28th Sunday in Ordinary Time          

            Mark, in his entire Gospel, never explicitly says that Jesus loved Peter, James, John, or any disciple – or others for that matter. But Mark tells us, in today’s gospel passage, that Jesus loved the rich man. The man sought the kingdom of God and he did what God had commanded. Perhaps, this is what endeared him to Jesus.

            It is also worth-mentioning that this is the only instance in Mark’s Gospel when Jesus invited someone to follow him   and the person could not do it – the reason being: “He went away sad, for he had many possessions.”

 We cannot truly join the ranks of those who follow Jesus until we have squarely confronted ourselves about the role of material wealth in our lives. We have to come clean about the power of money and material possessions have over us. Money can become an organizing principle of our life. It can become a “human-made god” that competes with the one true God, that people, wittingly or unwittingly, are worshipping, serving, and depending on.

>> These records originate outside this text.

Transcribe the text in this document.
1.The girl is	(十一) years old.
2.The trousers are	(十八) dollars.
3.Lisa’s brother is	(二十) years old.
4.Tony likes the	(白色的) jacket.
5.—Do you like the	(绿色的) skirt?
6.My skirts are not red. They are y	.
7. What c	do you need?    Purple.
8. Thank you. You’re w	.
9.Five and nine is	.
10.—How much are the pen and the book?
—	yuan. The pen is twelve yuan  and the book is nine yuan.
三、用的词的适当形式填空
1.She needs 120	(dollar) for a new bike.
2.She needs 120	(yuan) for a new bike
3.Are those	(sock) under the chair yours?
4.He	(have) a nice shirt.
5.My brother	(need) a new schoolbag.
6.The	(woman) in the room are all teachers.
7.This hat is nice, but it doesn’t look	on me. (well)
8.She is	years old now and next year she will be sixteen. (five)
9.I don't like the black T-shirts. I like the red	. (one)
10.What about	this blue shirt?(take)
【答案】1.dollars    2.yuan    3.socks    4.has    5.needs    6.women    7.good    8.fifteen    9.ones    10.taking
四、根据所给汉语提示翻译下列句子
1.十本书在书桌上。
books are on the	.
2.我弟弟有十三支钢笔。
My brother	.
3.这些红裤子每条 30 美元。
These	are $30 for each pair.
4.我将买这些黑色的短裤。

            Someone said, “Money has no material power or force except as people attribute power to it.”  Money as an object is not the master of anyone except by one’s consent to make money his or her master, his or her god. Money would be absolutely nothing, materially speaking, without human consent. (Jacques Ellul) The bad news in today’s gospel story is this: There are occasions when the desire for money –for having it, holding it, keeping it becomes more important than anything else. Or is that the good news?

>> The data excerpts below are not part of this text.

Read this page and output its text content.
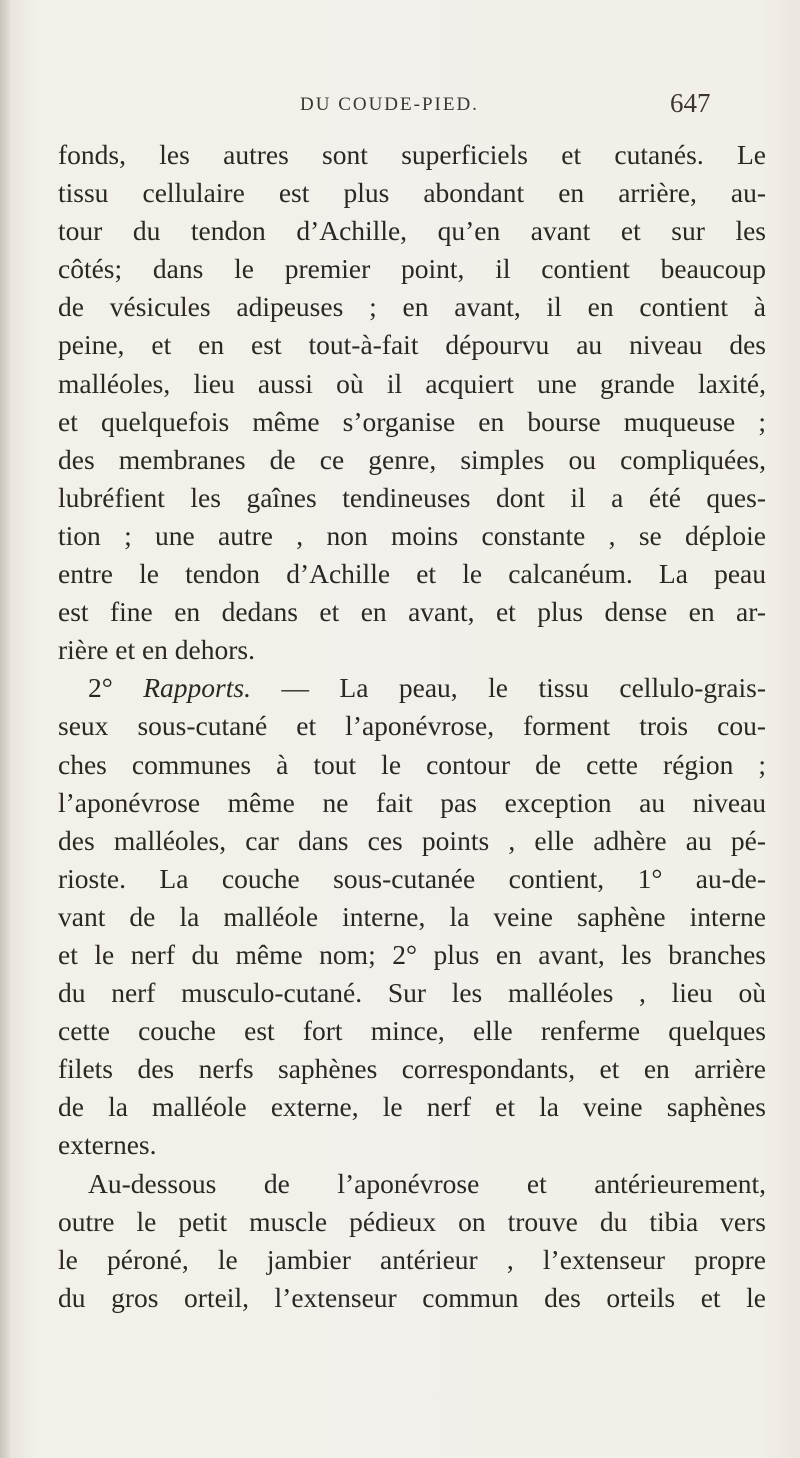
DU COUDE-PIED.	647
fonds, les autres sont superficiels et cutanés. Le
tissu cellulaire est plus abondant en arrière, au-
tour du tendon d’Achille, qu’en avant et sur les
côtés; dans le premier point, il contient beaucoup
de vésicules adipeuses ; en avant, il en contient à
peine, et en est tout-à-fait dépourvu au niveau des
malléoles, lieu aussi où il acquiert une grande laxité,
et quelquefois même s’organise en bourse muqueuse ;
des membranes de ce genre, simples ou compliquées,
lubréfient les gaînes tendineuses dont il a été ques-
tion ; une autre , non moins constante , se déploie
entre le tendon d’Achille et le calcanéum. La peau
est fine en dedans et en avant, et plus dense en ar-
rière et en dehors.
2° Rapports. — La peau, le tissu cellulo-grais-
seux sous-cutané et l’aponévrose, forment trois cou-
ches communes à tout le contour de cette région ;
l’aponévrose même ne fait pas exception au niveau
des malléoles, car dans ces points , elle adhère au pé-
rioste. La couche sous-cutanée contient, 1° au-de-
vant de la malléole interne, la veine saphène interne
et le nerf du même nom; 2° plus en avant, les branches
du nerf musculo-cutané. Sur les malléoles , lieu où
cette couche est fort mince, elle renferme quelques
filets des nerfs saphènes correspondants, et en arrière
de la malléole externe, le nerf et la veine saphènes
externes.
Au-dessous de l’aponévrose et antérieurement,
outre le petit muscle pédieux on trouve du tibia vers
le péroné, le jambier antérieur , l’extenseur propre
du gros orteil, l’extenseur commun des orteils et le
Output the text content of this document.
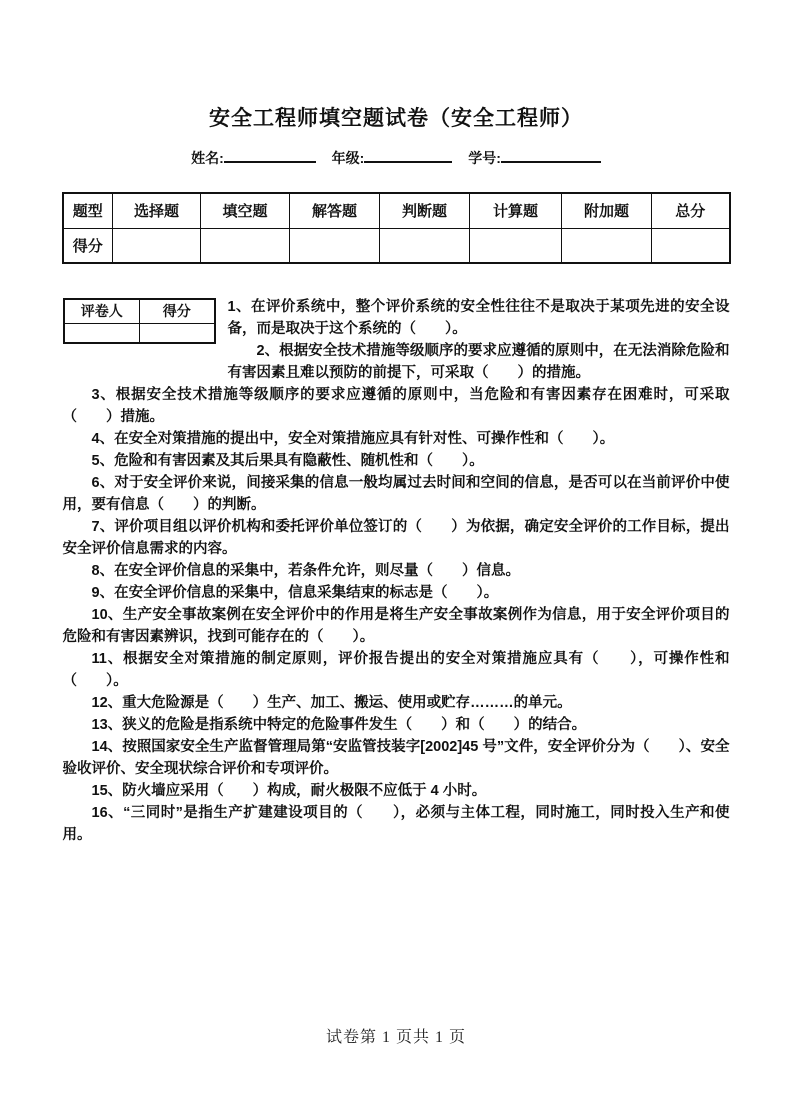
安全工程师填空题试卷（安全工程师）
姓名:	年级:	学号:
题型	选择题	填空题	解答题	判断题	计算题	附加题	总分
得分							
评卷人	得分
		1、在评价系统中，整个评价系统的安全性往往不是取决于某项先进的安全设备，而是取决于这个系统的（　　）。

2、根据安全技术措施等级顺序的要求应遵循的原则中，在无法消除危险和有害因素且难以预防的前提下，可采取（　　）的措施。

3、根据安全技术措施等级顺序的要求应遵循的原则中，当危险和有害因素存在困难时，可采取（　　）措施。

4、在安全对策措施的提出中，安全对策措施应具有针对性、可操作性和（　　）。

5、危险和有害因素及其后果具有隐蔽性、随机性和（　　）。

6、对于安全评价来说，间接采集的信息一般均属过去时间和空间的信息，是否可以在当前评价中使用，要有信息（　　）的判断。

7、评价项目组以评价机构和委托评价单位签订的（　　）为依据，确定安全评价的工作目标，提出安全评价信息需求的内容。

8、在安全评价信息的采集中，若条件允许，则尽量（　　）信息。

9、在安全评价信息的采集中，信息采集结束的标志是（　　）。

10、生产安全事故案例在安全评价中的作用是将生产安全事故案例作为信息，用于安全评价项目的危险和有害因素辨识，找到可能存在的（　　）。

11、根据安全对策措施的制定原则，评价报告提出的安全对策措施应具有（　　），可操作性和（　　）。

12、重大危险源是（　　）生产、加工、搬运、使用或贮存………的单元。

13、狭义的危险是指系统中特定的危险事件发生（　　）和（　　）的结合。

14、按照国家安全生产监督管理局第“安监管技装字[2002]45 号”文件，安全评价分为（　　）、安全验收评价、安全现状综合评价和专项评价。

15、防火墙应采用（　　）构成，耐火极限不应低于 4 小时。

16、“三同时”是指生产扩建建设项目的（　　），必须与主体工程，同时施工，同时投入生产和使用。

试卷第 1 页共 1 页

            The gospel calls our values and priorities into question. As he tried to do for the rich man in today’ gospel story, Jesus wants to free us from the tyranny of money. The Lord summons us to cut all ties to the things of the world which enslave and tangle. He invites us to become free: free from the desire to possess things, free from determining our value by the size of our wealth, free from the entanglements of material possessions, free from the grip of materialism and consumerism.

            “How hard it is for those who have wealth to enter the Kingdom of God!” Wealth, in this passage, signifies many things: proud self-sufficiency, over reliance on one’s own power, the supremacy of the law of profit over that of morality, the utter inequality in the use of the earth’s goods, the search for convenience, pleasure, and vainglory.

            Are we possessed and dominated by wealth? The Lord is challenging us to give up our many attachments. Let us pray that we may not allow wealth to hinder us from entering the Kingdom of God. With God’s help, let us reclaim our freedom… freedom from anxiety about our wealth… freedom to follow Jesus freely and closely.

            Today’s gospel lesson proclaims good news and bad news. The good news is no one who clings to one’s riches can get into the kingdom of God. Or is that bad news? The bad news is anything is possible with God: God can purge us of all our possessiveness. Or is that bad news?

            Each of us must decide. One thing is for sure: If we want to follow Jesus, we better brace ourselves. He calls us to serve a God who loves us, a God who will keep disturbing us until we finally relinquish our grip on material wealth and possessions Once we say yes to God, once we follow Jesus, we can expect holy disruptions in our lives until the day when God alone shall purge and possess our hearts.

            Let us end with a prayer: Lord Jesus, You constantly remind us that one’s life does not consist of possessions… that what truly matters is the inheritance than only God can give: eternal life. Help us and enable us to distinguish our need from our greed – so that our material wealth will not prevent us from entering the Kingdom of God. Strengthen our resolve and willingness to let go for the sake of the Kingdom, to give and share generously to the poor, and to follow You, Lord Jesus, more freely and more faithfully. Amen.